DrW, truer words were never spoken. I often have older graduate students (lawyers, politicians, bankers, historians, etc.) who have had established and successful careers, but who are, nonetheless, somewhat new to certain aspects of the technicalities of statistical analysis. The smart ones get themselves into a project group with at least one savvy millennial (or an old woman like me
)with the math and stats background, and they LISTEN and LEARN. They contribute their best, but they never stop the math geeks from contributing their best.Those groups succeed.
But when I see an older student insisting that their way works and yes of course they understand probability, but there's NO WAY their common sense is wrong, then I know I have a group that's going to have trouble.
I'm sensing that the Elder Dale might fit that category.
Regarding problems with certain Elders, this morning our team is putting the finishing touches on two documents that will be used to publicly and professionally refute a paper and a blog post written by an overzealous elder environmentalist who claims to be a Ph.D. engineer - and whose published conclusions and claims are demonstrably dead wrong.
This old guy appears to be experienced but has clearly failed to keep up with the literature. As a consequence, he has made a fool of himself in public with these two publications. This would be of little interest to us except that his nonsense directly contradicts the existence of environmentally beneficial technology that we have invented, developed and are commercializing.
When our staff saw the offending blog post, they were concerned. When we saw the associated paper, we considered that clients or potential stakeholders may see his published nonsense and decide to act accordingly.

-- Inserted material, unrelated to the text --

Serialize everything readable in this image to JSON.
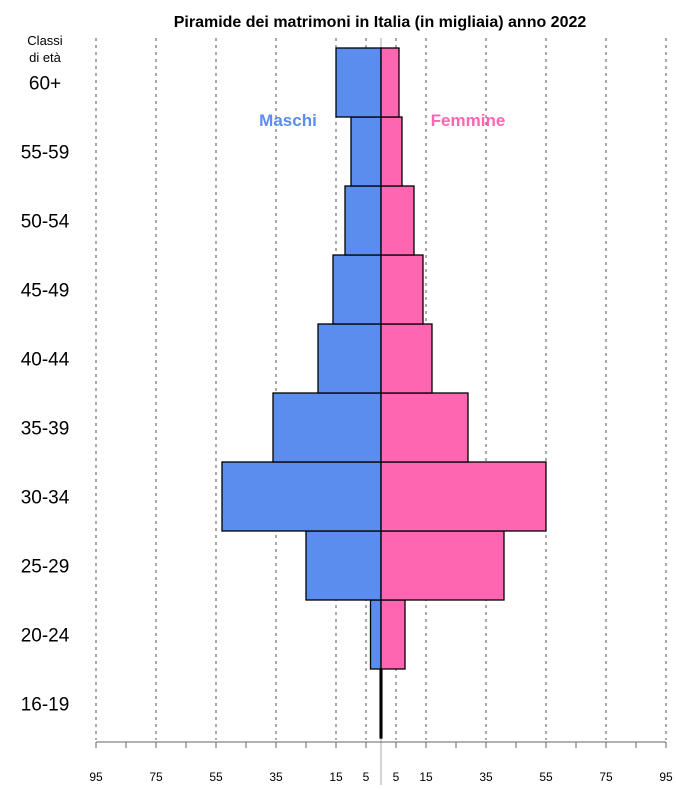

Realizing that this author's misinformation and false claims could be in the literature for time and all eternity (or at least a few billion years), we decided to expend the effort to refute his sloppy work. We did so because we understand the damage that apparently credible but uninformed or misguided "professionals" can do to the reputation of emerging technologies. We needed to do what we could to prevent or minimize such damage.
The Interpreter should do no less. Like our other Ph.D. engineer friend on the internet, Dr. Bruce Dale has made a fool of himself. He should voluntarily withdraw the Interpreter paper.
Alternatively, if the Interpreter is truly the organ of scholarship that it claims to be, then it should be willing to publish a properly peer reviewed paper, authored by qualified and credentialled individual(s) who can set the record straight with regard to the false claims made by Dr. Dale.
As a faithful Mormon on the MAD Board has stated, sloppy work, falsehoods and misrepresentations, even if intended to help strengthen the faith of believers, do more harm than good in the long run.